Real (filtered) decode self-time leaders — loop restoration dominates, itx is noise:

  • looprestoration::lr_stripe_8bpc1765 (the Wiener/PC-Wiener/GDF FIR) ← #1 BY FAR
  • looprestoration::compute_gradient_row_8bpc — 94 (GDF gradient)
  • decode::recon_b_inter_tip 159, mc::opfl_derive_mv 121, refmvs::load_tmvs 121
  • deblock::deblock_bd 29; mc::mask_fn 13; mc::avg 6
  • itx_1d::inv_dct_1d 7, inv_dct_1d_x8 5 ← itx now negligible in filtered decode ✓ (madvise/init_wedge_masks/subsample_420 noise = profile harness re-opens Decoder each iter; amortized in real streams — discount.)

=> Reprioritize: loop restoration (#7) is actually the #1 lever for filtered playback. Phase-2 itx done (bit-exact, helps transform-heavy/intra). Next: SIMD the LR FIRs (pc_wiener, ns_wiener single/multi, gdf compute_gradient/add), then inter MC helpers (opfl_derive_mv, sad_refine_mv), then deblock.

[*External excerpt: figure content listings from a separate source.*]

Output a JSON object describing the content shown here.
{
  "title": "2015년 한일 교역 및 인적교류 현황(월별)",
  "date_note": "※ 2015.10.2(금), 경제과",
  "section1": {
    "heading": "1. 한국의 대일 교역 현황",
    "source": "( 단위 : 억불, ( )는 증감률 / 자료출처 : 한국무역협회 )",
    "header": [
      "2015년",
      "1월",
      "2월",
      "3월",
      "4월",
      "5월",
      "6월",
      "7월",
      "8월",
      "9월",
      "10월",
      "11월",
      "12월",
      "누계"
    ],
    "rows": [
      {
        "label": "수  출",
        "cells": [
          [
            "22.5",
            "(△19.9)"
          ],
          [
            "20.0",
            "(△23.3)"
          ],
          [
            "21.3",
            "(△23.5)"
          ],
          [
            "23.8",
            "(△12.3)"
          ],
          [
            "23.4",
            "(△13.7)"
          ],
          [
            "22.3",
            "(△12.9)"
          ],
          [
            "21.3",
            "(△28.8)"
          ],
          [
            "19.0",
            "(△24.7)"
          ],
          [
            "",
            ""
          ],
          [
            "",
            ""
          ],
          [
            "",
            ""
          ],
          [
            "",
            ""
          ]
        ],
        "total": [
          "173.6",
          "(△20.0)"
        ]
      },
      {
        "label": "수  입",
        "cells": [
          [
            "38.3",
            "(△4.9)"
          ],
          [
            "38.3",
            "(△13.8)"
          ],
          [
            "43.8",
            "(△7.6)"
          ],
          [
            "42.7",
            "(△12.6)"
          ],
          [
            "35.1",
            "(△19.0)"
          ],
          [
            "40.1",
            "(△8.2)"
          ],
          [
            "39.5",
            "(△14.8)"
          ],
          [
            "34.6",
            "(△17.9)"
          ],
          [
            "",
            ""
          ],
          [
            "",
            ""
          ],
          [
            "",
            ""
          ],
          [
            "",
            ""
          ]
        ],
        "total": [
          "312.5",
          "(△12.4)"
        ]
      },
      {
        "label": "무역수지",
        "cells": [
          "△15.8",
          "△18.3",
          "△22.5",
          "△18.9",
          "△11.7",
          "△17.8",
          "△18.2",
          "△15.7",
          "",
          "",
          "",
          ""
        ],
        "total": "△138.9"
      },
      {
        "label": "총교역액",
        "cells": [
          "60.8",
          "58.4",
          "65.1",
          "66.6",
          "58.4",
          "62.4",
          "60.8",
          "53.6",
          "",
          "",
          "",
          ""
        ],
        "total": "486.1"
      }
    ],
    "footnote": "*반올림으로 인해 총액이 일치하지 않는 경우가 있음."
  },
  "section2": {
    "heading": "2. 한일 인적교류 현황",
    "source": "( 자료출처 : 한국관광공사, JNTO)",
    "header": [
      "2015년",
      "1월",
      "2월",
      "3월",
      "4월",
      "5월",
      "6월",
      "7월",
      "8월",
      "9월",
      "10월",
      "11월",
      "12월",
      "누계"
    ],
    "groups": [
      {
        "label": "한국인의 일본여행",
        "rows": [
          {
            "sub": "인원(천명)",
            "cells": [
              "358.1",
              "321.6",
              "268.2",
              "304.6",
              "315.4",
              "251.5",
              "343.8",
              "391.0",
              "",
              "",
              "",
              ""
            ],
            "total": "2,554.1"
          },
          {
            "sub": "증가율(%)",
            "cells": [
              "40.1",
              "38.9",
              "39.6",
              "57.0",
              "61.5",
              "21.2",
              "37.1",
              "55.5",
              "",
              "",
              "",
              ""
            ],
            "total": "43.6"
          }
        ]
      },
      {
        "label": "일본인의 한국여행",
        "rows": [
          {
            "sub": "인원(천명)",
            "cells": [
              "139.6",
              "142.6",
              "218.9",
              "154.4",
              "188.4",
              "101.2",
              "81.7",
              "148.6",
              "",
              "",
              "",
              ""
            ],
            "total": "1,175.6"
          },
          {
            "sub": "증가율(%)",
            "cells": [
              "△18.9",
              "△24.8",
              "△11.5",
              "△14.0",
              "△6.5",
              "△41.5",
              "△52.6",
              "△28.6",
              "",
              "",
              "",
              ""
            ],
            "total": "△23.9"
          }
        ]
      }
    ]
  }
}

Filtered-decode throughput (after itx + LR SIMD, 2026-06-06) — the real metric

With ALL in-loop filters on (deblock+cdef+ccso+wiener+gdf = real playback), dav/rav:

clip rav MP/s dav MP/s dav/rav (ON) (was OFF)
bus.352x288.l5.seg1 39.3 111.9 0.35x 0.11x
bus.352x288.l10.deltaq1 11.7 31.7 0.37x 0.10x
bus.352x288.l1.partial_lossless 8.8 19.9 0.44x 0.24x
bus.64x64.l5 3.7 26.9 0.14x 0.06x
Filtered path is where decoding actually happens; rav2d is ~0.35–0.44x of C+NEON
dav2d there on representative clips. LR SIMD gave ~7.5% end-to-end filtered (more in
real streams). Remaining filtered hot spots to profile next: inter MC helpers
(opfl_derive_mv, sad_refine_mv, mc_opfl), deblock, recon_b_inter_tip orchestration.

Quick wins outside SIMD (do alongside)

  • Reuse scratch buffers instead of per-block Vec::new() allocations in the recon path (decode.rs allocates i16 tmp per block — a known cost).
  • #[inline] + avoid bounds checks in inner loops via slice windows.

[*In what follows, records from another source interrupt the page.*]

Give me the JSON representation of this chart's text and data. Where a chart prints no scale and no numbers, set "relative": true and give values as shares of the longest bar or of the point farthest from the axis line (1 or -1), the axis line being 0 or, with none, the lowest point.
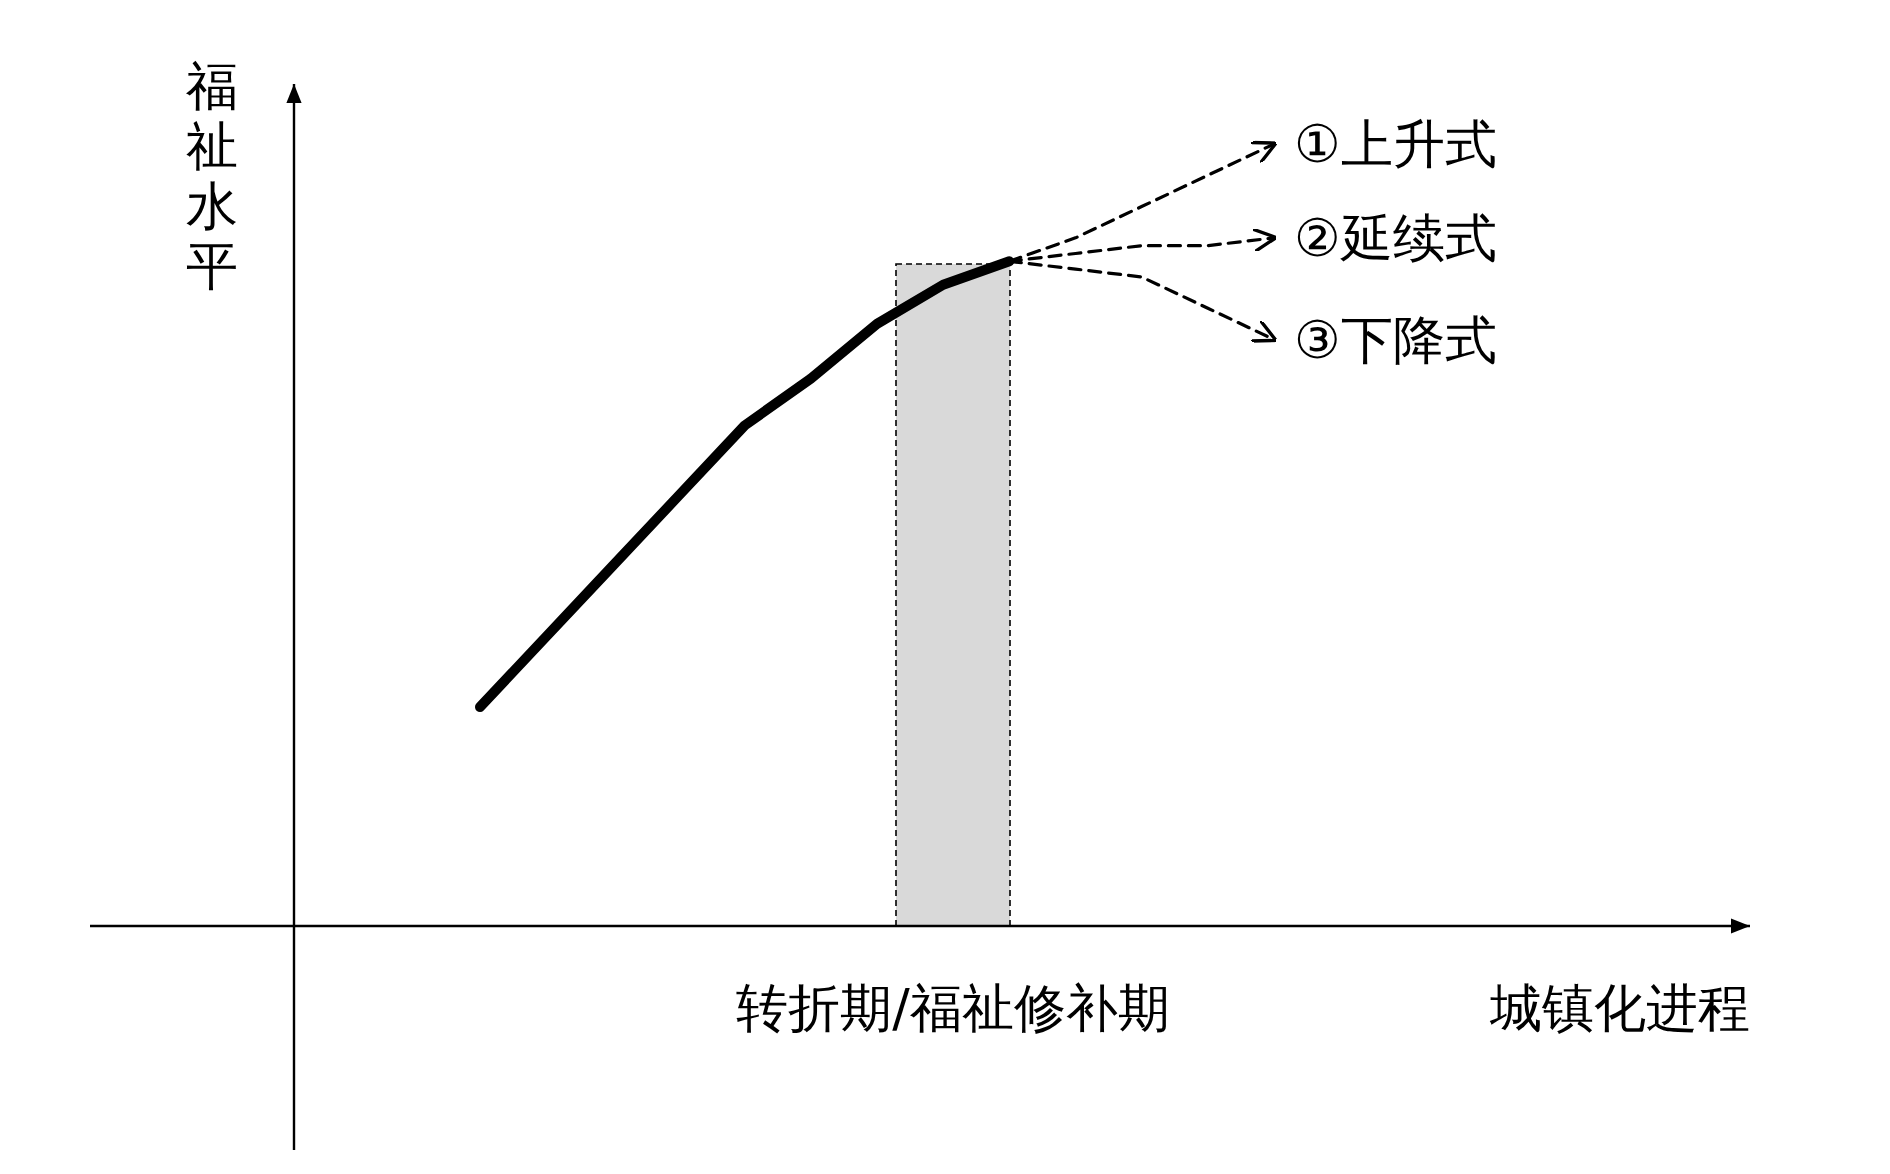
{
  "chart_data": {
    "type": "line",
    "relative": true,
    "xlabel": "城镇化进程",
    "ylabel": "福祉水平",
    "legend": "right",
    "categories": [
      null,
      null,
      null,
      null,
      null,
      null,
      null,
      null,
      null,
      null,
      null,
      null,
      null
    ],
    "series": [
      {
        "color": "#000000",
        "line_style": "solid",
        "values": [
          0.28,
          0.37,
          0.46,
          0.55,
          0.64,
          0.7,
          0.77,
          0.82,
          0.85,
          null,
          null,
          null,
          null
        ]
      },
      {
        "name": "①上升式",
        "color": "#000000",
        "line_style": "dashed",
        "values": [
          null,
          null,
          null,
          null,
          null,
          null,
          null,
          null,
          0.85,
          0.88,
          0.92,
          0.96,
          1
        ]
      },
      {
        "name": "②延续式",
        "color": "#000000",
        "line_style": "dashed",
        "values": [
          null,
          null,
          null,
          null,
          null,
          null,
          null,
          null,
          0.85,
          0.86,
          0.87,
          0.87,
          0.88
        ]
      },
      {
        "name": "③下降式",
        "color": "#000000",
        "line_style": "dashed",
        "values": [
          null,
          null,
          null,
          null,
          null,
          null,
          null,
          null,
          0.85,
          0.84,
          0.83,
          0.79,
          0.75
        ]
      }
    ],
    "annotations": [
      "转折期/福祉修补期"
    ]
  }
}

Verification gate (non-negotiable)

Every kernel change must keep all bit-exact oracles green (8-bit corpus filters off+on, 10-bit, film grain) on NEON and scalar. The FFI oracle is the safety net.

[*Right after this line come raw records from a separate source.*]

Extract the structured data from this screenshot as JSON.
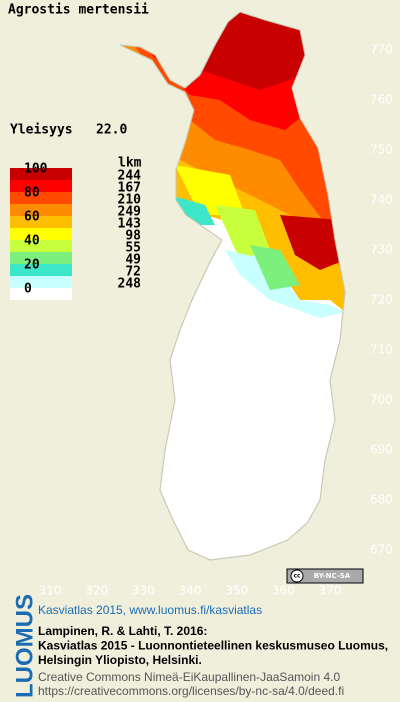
{
  "title": "Agrostis mertensii",
  "frequency": {
    "label": "Yleisyys",
    "value": "22.0"
  },
  "legend": {
    "colors": [
      "#c80000",
      "#ff0000",
      "#ff4a00",
      "#ff8c00",
      "#ffbe00",
      "#ffff00",
      "#c8ff3c",
      "#7cf07c",
      "#3ce6c8",
      "#c8ffff",
      "#ffffff"
    ],
    "scale_labels": [
      "100",
      "80",
      "60",
      "40",
      "20",
      "0"
    ],
    "count_header": "lkm",
    "counts": [
      "244",
      "167",
      "210",
      "249",
      "143",
      "98",
      "55",
      "49",
      "72",
      "248"
    ]
  },
  "x_ticks": [
    310,
    320,
    330,
    340,
    350,
    360,
    370
  ],
  "y_ticks": [
    770,
    760,
    750,
    740,
    730,
    720,
    710,
    700,
    690,
    680,
    670
  ],
  "license_badge": "BY-NC-SA",
  "footer": {
    "logo": "LUOMUS",
    "heading": "Kasviatlas 2015, www.luomus.fi/kasviatlas",
    "citation": [
      "Lampinen, R. & Lahti, T. 2016:",
      "Kasviatlas 2015 - Luonnontieteellinen keskusmuseo Luomus,",
      "Helsingin Yliopisto, Helsinki."
    ],
    "license": [
      "Creative Commons Nimeä-EiKaupallinen-JaaSamoin 4.0",
      "https://creativecommons.org/licenses/by-nc-sa/4.0/deed.fi"
    ]
  }
}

Example — avg compound blend

#![feature(portable_simd)]
use std::simd::{Simd, num::SimdInt, cmp::SimdOrd};
fn avg_simd(dst: &mut [u8], a: &[i16], b: &[i16]) {
    const N: usize = 8;
    for i in (0..a.len()).step_by(N) {
        let x = Simd::<i16, N>::from_slice(&a[i..]).cast::<i32>();
        let y = Simd::<i16, N>::from_slice(&b[i..]).cast::<i32>();
        let s = ((x + y + Simd::splat(1)) >> Simd::splat(1))
            .simd_clamp(Simd::splat(0), Simd::splat(255)).cast::<u8>();
        s.copy_to_slice(&mut dst[i..i + N]);
    }
    // + scalar tail for len % N
}

NEON intrinsic equivalent (core::arch::aarch64): vld1q_s16vhaddq_s16 (avg+round in one op) → vqmovun_s16vst1_u8.